La leuco-encéphalopathie multifocale progressive (LEMP) est la conséquence d’une infection du cerveau par un virus. Elle survient chez des personnes dont le système immunitaire est affaibli, comme par exemple après une chimiothérapie, du fait d’un traitement immunosuppresseur, ou chez des personnes infectées par le virus de l’immunodéficience humaine (VIH).

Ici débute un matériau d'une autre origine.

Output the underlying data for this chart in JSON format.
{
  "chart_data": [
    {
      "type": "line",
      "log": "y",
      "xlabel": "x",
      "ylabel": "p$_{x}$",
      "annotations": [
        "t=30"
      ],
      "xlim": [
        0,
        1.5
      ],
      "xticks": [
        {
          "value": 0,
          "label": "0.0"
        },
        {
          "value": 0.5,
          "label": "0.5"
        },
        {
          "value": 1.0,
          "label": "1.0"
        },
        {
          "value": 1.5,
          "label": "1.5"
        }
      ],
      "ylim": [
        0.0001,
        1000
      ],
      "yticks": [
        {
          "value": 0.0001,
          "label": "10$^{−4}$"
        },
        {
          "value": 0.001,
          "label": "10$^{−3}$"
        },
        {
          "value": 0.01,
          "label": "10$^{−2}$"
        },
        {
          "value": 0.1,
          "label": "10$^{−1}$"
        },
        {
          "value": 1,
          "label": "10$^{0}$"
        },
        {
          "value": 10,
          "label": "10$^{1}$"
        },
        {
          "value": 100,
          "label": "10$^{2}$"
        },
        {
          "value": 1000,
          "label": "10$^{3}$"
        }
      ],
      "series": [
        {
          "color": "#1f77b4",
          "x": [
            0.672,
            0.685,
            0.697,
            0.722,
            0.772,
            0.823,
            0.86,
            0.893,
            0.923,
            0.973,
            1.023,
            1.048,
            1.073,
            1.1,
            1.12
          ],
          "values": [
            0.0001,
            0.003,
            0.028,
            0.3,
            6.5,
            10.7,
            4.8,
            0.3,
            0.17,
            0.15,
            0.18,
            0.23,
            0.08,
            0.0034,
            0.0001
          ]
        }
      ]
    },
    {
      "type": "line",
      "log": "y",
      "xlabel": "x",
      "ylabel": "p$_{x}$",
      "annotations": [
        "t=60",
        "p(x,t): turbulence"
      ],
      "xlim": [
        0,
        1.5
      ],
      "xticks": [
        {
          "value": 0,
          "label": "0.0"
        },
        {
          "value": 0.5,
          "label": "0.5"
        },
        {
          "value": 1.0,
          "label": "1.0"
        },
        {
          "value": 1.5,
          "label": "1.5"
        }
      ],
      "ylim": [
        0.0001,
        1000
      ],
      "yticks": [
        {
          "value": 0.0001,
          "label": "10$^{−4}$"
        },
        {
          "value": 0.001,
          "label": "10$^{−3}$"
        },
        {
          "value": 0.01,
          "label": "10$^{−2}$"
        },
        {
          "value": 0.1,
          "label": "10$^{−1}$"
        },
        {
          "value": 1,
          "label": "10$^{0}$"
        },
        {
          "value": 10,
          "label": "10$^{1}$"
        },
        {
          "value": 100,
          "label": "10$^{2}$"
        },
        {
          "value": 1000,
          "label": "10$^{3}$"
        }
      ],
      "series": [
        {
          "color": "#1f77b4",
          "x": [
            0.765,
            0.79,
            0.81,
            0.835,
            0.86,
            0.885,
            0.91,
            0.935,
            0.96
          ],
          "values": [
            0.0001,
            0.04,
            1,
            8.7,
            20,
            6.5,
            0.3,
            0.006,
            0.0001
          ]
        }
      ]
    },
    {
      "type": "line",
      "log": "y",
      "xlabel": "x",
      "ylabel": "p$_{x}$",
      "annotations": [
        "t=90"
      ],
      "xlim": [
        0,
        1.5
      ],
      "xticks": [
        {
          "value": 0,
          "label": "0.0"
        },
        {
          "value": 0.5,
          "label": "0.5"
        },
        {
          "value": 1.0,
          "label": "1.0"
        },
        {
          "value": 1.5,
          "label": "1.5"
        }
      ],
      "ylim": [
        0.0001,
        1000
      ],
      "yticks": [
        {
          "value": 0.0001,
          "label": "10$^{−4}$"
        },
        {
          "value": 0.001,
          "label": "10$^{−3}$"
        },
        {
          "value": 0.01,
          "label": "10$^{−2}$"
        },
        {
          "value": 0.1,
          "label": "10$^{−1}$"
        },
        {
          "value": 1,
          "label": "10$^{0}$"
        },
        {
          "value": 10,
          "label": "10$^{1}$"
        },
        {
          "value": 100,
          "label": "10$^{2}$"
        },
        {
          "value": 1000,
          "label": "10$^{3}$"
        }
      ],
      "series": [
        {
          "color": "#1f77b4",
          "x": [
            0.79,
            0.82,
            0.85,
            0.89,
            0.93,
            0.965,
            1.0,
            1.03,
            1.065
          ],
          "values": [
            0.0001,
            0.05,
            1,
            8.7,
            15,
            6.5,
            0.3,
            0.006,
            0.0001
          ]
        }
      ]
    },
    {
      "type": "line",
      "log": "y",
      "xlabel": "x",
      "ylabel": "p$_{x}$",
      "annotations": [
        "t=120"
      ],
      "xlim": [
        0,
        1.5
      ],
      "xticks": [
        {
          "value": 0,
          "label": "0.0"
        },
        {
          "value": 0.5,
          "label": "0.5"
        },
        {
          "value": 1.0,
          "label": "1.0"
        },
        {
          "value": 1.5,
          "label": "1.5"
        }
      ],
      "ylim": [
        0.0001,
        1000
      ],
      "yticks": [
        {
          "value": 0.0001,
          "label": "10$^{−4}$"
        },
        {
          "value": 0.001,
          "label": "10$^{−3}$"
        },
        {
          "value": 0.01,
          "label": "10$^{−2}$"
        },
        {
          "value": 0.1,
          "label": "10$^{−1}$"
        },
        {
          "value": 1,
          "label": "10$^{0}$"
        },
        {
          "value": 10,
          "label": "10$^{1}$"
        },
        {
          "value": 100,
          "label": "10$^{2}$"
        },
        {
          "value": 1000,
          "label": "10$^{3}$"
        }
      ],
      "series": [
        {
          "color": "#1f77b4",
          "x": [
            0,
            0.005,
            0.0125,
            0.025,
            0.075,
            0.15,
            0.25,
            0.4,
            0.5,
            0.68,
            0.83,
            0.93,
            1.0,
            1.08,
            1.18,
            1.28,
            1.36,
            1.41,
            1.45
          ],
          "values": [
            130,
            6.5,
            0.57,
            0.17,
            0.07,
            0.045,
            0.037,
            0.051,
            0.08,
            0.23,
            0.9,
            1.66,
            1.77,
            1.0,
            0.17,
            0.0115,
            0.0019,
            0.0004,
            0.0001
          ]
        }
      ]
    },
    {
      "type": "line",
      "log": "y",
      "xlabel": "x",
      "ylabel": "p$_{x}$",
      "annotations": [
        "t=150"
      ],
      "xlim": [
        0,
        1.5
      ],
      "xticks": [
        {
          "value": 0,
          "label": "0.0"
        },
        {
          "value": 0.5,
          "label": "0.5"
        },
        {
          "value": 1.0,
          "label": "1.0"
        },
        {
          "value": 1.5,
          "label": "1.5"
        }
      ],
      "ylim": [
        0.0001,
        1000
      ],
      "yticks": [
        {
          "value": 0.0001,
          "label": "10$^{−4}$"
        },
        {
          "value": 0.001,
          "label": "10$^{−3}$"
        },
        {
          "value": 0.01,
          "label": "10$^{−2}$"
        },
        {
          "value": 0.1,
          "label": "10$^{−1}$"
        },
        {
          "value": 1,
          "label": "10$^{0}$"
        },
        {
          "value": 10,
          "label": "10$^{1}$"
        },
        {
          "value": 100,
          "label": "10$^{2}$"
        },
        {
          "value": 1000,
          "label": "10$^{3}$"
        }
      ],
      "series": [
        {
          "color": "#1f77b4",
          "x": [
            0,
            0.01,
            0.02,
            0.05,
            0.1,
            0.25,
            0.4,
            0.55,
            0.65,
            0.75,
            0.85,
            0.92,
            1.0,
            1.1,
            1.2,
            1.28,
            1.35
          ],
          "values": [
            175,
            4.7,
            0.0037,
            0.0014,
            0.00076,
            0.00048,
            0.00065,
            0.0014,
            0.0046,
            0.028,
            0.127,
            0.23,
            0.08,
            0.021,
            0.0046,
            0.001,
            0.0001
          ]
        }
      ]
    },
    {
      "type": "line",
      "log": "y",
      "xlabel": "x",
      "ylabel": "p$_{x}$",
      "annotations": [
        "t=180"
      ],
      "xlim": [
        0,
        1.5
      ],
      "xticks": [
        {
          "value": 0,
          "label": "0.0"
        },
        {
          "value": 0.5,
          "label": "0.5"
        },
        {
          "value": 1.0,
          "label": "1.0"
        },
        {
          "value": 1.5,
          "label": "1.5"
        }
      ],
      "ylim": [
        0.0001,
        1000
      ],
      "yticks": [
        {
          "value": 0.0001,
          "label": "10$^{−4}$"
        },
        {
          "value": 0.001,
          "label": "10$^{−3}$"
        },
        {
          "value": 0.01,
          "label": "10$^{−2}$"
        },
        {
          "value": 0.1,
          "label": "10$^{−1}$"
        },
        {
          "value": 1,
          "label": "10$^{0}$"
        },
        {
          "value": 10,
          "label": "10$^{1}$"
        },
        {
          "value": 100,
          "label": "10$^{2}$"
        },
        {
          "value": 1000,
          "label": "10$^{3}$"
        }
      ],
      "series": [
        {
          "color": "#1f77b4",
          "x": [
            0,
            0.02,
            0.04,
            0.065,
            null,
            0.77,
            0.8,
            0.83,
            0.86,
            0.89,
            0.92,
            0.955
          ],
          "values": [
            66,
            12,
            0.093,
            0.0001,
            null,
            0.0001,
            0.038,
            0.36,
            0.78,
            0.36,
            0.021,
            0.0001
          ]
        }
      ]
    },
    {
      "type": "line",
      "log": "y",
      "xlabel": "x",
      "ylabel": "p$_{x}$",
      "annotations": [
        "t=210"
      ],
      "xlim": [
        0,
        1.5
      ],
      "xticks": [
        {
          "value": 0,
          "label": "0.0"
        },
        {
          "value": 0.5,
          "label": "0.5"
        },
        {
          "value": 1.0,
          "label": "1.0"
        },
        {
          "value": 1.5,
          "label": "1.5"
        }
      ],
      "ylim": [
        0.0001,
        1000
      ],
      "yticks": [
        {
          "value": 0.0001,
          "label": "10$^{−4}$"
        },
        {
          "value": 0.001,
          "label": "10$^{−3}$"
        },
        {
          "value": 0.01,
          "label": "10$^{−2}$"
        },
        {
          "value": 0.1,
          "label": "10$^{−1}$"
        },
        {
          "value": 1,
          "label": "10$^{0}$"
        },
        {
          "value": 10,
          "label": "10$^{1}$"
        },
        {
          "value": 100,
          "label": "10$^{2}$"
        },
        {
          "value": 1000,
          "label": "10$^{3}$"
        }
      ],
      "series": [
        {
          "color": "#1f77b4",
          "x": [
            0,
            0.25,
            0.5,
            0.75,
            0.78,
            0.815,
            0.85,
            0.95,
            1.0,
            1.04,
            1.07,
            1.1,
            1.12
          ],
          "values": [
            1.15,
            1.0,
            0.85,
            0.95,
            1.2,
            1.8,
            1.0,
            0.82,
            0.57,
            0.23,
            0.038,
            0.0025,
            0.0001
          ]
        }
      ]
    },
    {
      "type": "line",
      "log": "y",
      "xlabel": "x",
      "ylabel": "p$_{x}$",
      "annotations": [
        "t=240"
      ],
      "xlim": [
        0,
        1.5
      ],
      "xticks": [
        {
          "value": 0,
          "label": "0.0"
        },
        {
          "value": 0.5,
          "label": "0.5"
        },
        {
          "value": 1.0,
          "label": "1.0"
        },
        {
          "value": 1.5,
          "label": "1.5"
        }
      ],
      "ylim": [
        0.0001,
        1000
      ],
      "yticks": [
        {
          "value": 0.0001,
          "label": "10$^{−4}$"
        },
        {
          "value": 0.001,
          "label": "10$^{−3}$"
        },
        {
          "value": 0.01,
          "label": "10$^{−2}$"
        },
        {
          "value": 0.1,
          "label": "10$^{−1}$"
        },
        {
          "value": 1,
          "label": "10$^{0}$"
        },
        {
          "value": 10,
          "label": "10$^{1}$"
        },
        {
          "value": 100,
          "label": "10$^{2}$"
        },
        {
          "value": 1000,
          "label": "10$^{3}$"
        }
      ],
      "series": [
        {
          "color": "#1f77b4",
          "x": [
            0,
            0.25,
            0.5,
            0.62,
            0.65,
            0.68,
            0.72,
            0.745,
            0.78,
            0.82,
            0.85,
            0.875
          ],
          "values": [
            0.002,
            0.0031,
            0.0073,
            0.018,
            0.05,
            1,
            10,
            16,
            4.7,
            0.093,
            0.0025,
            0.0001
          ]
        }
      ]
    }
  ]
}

Une maladie rare du cerveau, jusque là sans traitement

La LEMP est une maladie orpheline très grave pour laquelle il n’existe aucun traitement efficace. La seule alternative pour espérer contrôler l’infection est de permettre au système immunitaire de combattre de nouveau le virus pour l’empêcher de se répandre dans le cerveau, en arrêtant notamment les traitements susceptibles d’affaiblir l’immunité.
Une autre possibilité serait de manipuler l’immunité pour la forcer à attaquer le virus, en proposant aux patients une immunothérapie. C’est cette piste qui a été explorée par les Professeurs Guillaume Martin-Blondel et Pierre Delobel, du service des maladies infectieuses et tropicales du CHU de Toulouse, en collaboration avec l’équipe du Professeur Roland Liblau du Centre de physiopathologie Toulouse Purpan*.

La piste prometteuse de l’immunothérapie

L’immunothérapie représente actuellement une avancée majeure dans le traitement de certains cancers, comme le mélanome, en forçant les défenses immunitaires à détruire les cellules cancéreuses. Dans cette approche, on bloque par un anticorps le mécanisme qui permet aux cellules cancéreuses de désarmer les cellules de l’immunité. Ainsi ces dernières sont de nouveau efficaces dans leur combat contre la tumeur.
«Parce qu’il est plausible que le virus JC, responsable de la LEMP, utilise le même mécanisme pour échapper aux défenses immunitaires, nous avons proposé en juin 2018 à une patiente atteinte d’un déficit immunitaire primitif et souffrant d’une LEMP grave, et pour laquelle il n’y avait aucune autre solution de traitement, d’essayer cette immunothérapie par un anticorps appelé Nivolumab utilisé en perfusion intraveineuse», explique le Pr Martin-Blondel.
Chez cette patiente, le Nivolumab a permis, en rendant les cellules du système immunitaire efficaces, de bloquer la multiplication du virus, de contrôler l’évolution de la maladie, et finalement d’obtenir une amélioration clinique significative. Elle est actuellement toujours sous traitement.Cette observation, confirmée par d’autres équipes en Allemagne et aux USA, si elle est confortée dans d’autres études prospectives incluant un plus grand nombre de patients, ouvre une nouvelle perspective de traitement de cette infection grave.
«Le CHU de Toulouse, en ayant soutenu l’utilisation de cette molécule jusqu’à présent uniquement administrée chez des personnes atteintes de cancer, participe pleinement à l’innovation thérapeutique», se félicite le Pr Martin-Blondel.